Some of the private equity owners may also be against the deal, he said. “Nordic may be able to fund part of the transaction as it has good relationships with Scandinavian banks but DLJ and Vista may not have this ability and may not want support this,” the banker noted. But other bankers said Nycomed could still manage to gobble up Solvay. The auction’s ”uncompetitive” nature could persuade Solvay to lower its pricing ambitious, enabling Nycomed to buy the business for 6x EBITDA or EUR 3.6bn, the second banker said, though some believed Solvay may not budge that much.

Meanwhile, analysts disagreed about the value Solvay would bring Nycomed. “There is limited overlap between the businesses and their therapeutic areas,” said one analyst, adding that Nycomed’s focus on rheumatoid arthritis, inflammation and respiratory diseases would not match Solvay’s cardiovascular and CNS strengths.

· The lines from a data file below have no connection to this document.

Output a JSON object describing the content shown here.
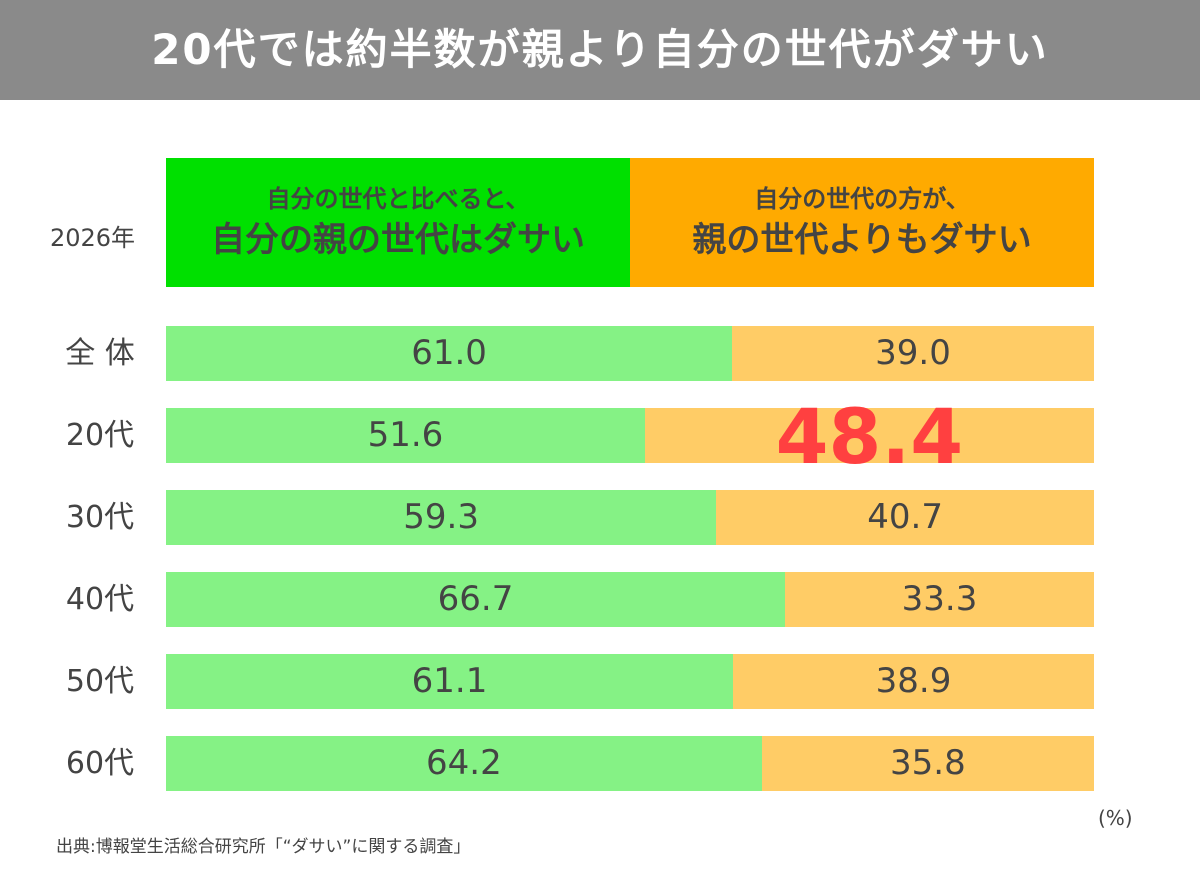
{
  "title": "20代では約半数が親より自分の世代がダサい",
  "chart_data": {
    "type": "bar",
    "stacked": "100%",
    "orientation": "horizontal",
    "title": "20代では約半数が親より自分の世代がダサい",
    "year_label": "2026年",
    "categories": [
      "全 体",
      "20代",
      "30代",
      "40代",
      "50代",
      "60代"
    ],
    "series": [
      {
        "name_small": "自分の世代と比べると、",
        "name": "自分の親の世代はダサい",
        "legend_color": "#00e000",
        "bar_color": "#85f285",
        "values": [
          61.0,
          51.6,
          59.3,
          66.7,
          61.1,
          64.2
        ]
      },
      {
        "name_small": "自分の世代の方が、",
        "name": "親の世代よりもダサい",
        "legend_color": "#ffaa00",
        "bar_color": "#ffcc66",
        "values": [
          39.0,
          48.4,
          40.7,
          33.3,
          38.9,
          35.8
        ]
      }
    ],
    "labels": [
      [
        "61.0",
        "39.0"
      ],
      [
        "51.6",
        "48.4"
      ],
      [
        "59.3",
        "40.7"
      ],
      [
        "66.7",
        "33.3"
      ],
      [
        "61.1",
        "38.9"
      ],
      [
        "64.2",
        "35.8"
      ]
    ],
    "highlight": {
      "category": "20代",
      "series": 1,
      "color": "#ff4040"
    },
    "unit": "(%)",
    "xlim": [
      0,
      100
    ]
  },
  "source": "出典:博報堂生活総合研究所「“ダサい”に関する調査」"
}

But another analyst said Solvay would boost Nycomed’s value before a listing.

”This deal could bring significant cost savings and synergies,” she said. ”Solvay has some exciting drugs such as Tricor and Influvac and this will help Nycomed diversify its business and gain scale.”

One banker added Solvay’s strong emerging markets foothold (mainly Eastern Europe, Asia and Latin America) will enable Nycomed to roll out its products there. A third analyst was more sceptical, however, saying Solvay would make a better fit for a Japanese player.

“This would make more sensitive for Astellas, Takeda or Daiichi Sankyo (TYO:4568),” he said. “These companies are going to draw most of their growth from the emerging markets and the best way to get a foot in the door is to buy Solvay.”

Moreover, he expects Solvay’s revenues to rise sharply in 2001, bolstered by its vaccines franchise, as well as Tricor and its other strong-selling drug Creon.